Wien (OTS) - Mehrere hundert Jugendliche der Sozialistischen Jugend
beteiligten sich heute gemeinsam mit AktivistInnen aus Deutschland
und der Schweiz an den Befreiungsfeierlichkeiten im ehemaligen
Konzentrationslager Mauthausen. „Wir gedenken heute nicht nur den
vielen Opfern des Nazi-Terrorregimes, sondern auch den
WiderstandskämpferInnen, die der menschenverachtenden Diktatur der
Nazis Widerstand leisteten“, so Julia Herr, Vorsitzende der
Sozialistischen Jugend.

„Vor 71 Jahren wurde Österreich durch die Alliierten von der
Nazi-Terrorherrschaft befreit. Heute muss das erneute Erstarken
fremdenfeindlicher und nationalistischer Stimmungen für erhöhte
Wachsamkeit sorgen“, so Julia Herr. Sie blickt mit Sorge auf den
Rechtsruck in Gesellschaft und Politik: „Was heute noch überwiegend
verbal und in Sozialen Medien stattfindet, kann schnell kippen und zu
Gewalt gegen Minderheiten führen!" Der Anstieg bei rechtsextremen und
fremdenfeindlichen Straftaten ist dafür ein eindeutiges Zeichen.
Darum ist neben der Gedenk- und Erinnerungskultur auch der aktive
Kampf gegen Rechtsextremismus wichtig. „Wir dürfen den Rechten nicht
die Straße und den öffentlichen Diskurs überlassen!“, fordert Herr
und sieht die Politik am Zug - beispielsweise mit der
Wiedereinführung des Rechtsextremismusberichtes.

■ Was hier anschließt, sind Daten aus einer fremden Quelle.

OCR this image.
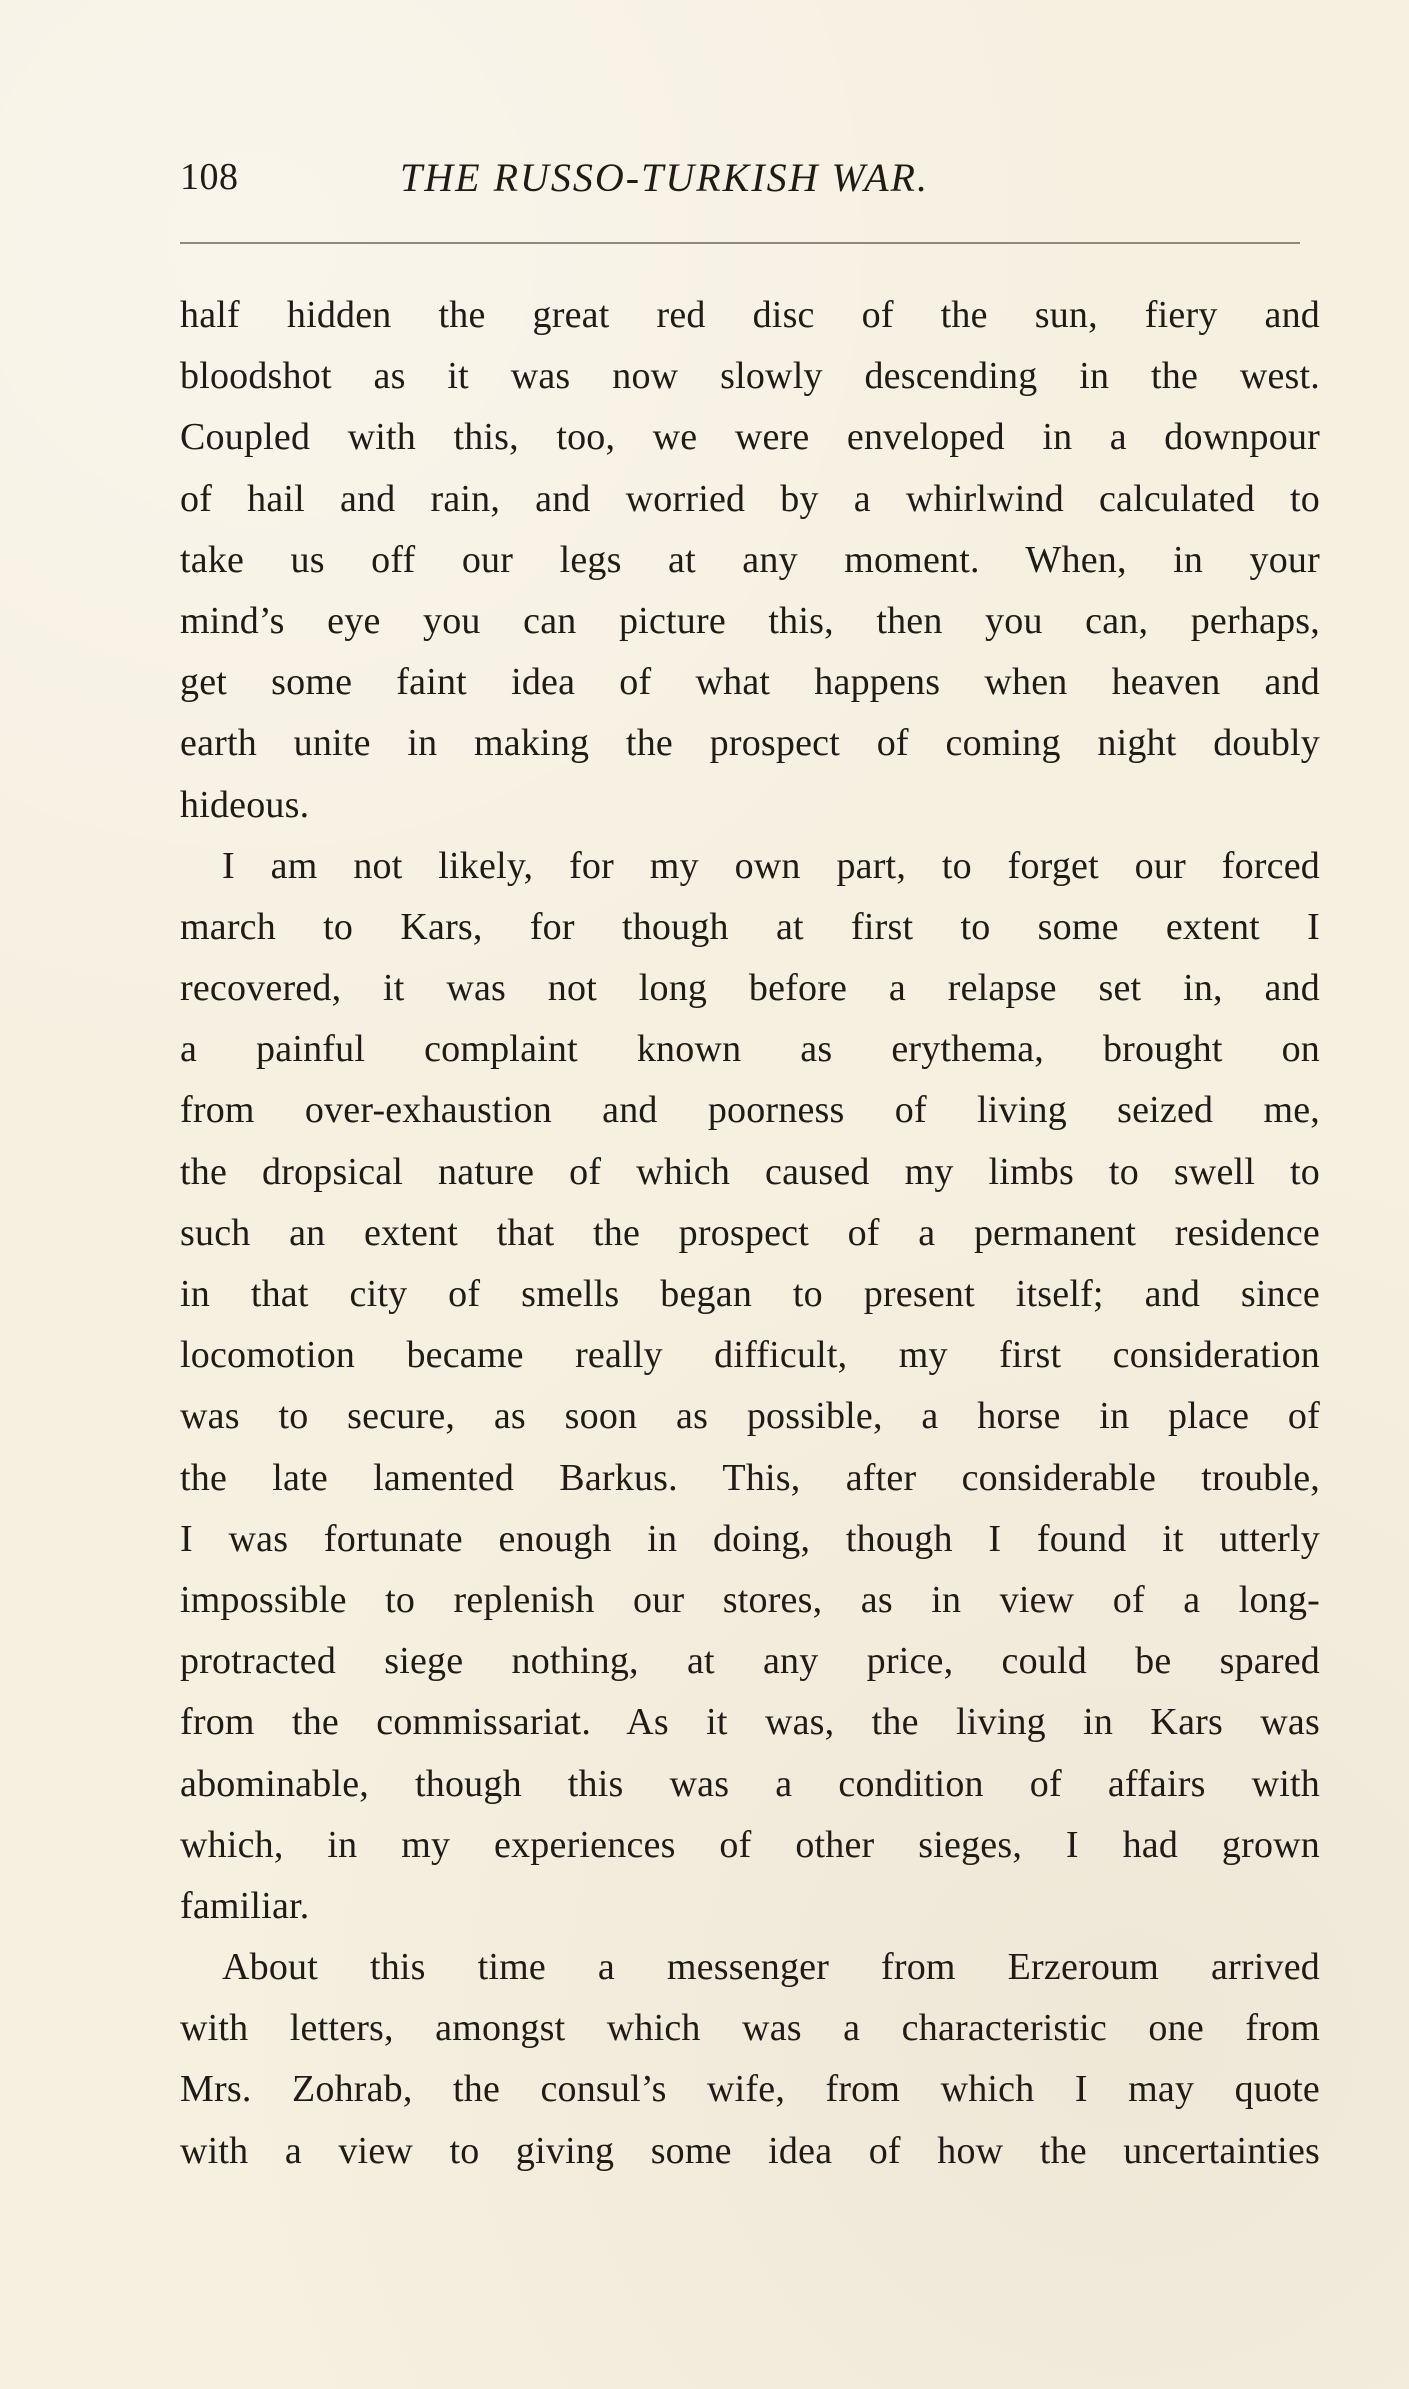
108	THE RUSSO-TURKISH WAR.
half hidden the great red disc of the sun, fiery and
bloodshot as it was now slowly descending in the west.
Coupled with this, too, we were enveloped in a downpour
of hail and rain, and worried by a whirlwind calculated to
take us off our legs at any moment. When, in your
mind’s eye you can picture this, then you can, perhaps,
get some faint idea of what happens when heaven and
earth unite in making the prospect of coming night doubly
hideous.
I am not likely, for my own part, to forget our forced
march to Kars, for though at first to some extent I
recovered, it was not long before a relapse set in, and
a painful complaint known as erythema, brought on
from over-exhaustion and poorness of living seized me,
the dropsical nature of which caused my limbs to swell to
such an extent that the prospect of a permanent residence
in that city of smells began to present itself; and since
locomotion became really difficult, my first consideration
was to secure, as soon as possible, a horse in place of
the late lamented Barkus. This, after considerable trouble,
I was fortunate enough in doing, though I found it utterly
impossible to replenish our stores, as in view of a long-
protracted siege nothing, at any price, could be spared
from the commissariat. As it was, the living in Kars was
abominable, though this was a condition of affairs with
which, in my experiences of other sieges, I had grown
familiar.
About this time a messenger from Erzeroum arrived
with letters, amongst which was a characteristic one from
Mrs. Zohrab, the consul’s wife, from which I may quote
with a view to giving some idea of how the uncertainties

Herr sieht im Ergebnis des FP-Kandidaten Hofer ein Warnsignal. Dieser
hatte mit seiner Ankündigung, nach eigenem Ermessen die Regierung zu
entlassen, eindeutig gezeigt, was er von demokratischen Mehrheiten
hält: nichts. „Rechte Politik ist nicht nur mit Rassismus und
Sozialabbau, sondern auch mit Demokratiefeindlichkeit verbunden!“,
warnt Herr.

„Wir alle sind jetzt gefordert, dem Rechtsruck entschieden entgegen
zu treten. Solidarität und Menschlichkeit sind keine hohlen Phrasen,
sondern existenziell für eine Gesellschaft, in der niemand an den
Rand gedrängt wird“, so Herr. Um diesen Zusammenhalt wieder
herzustellen, muss die soziale Schieflage und die
Vermögensungleichheit bekämpft werden - für Herr das wirksamste
Mittel gegen den fortschreitenden Rechtsruck.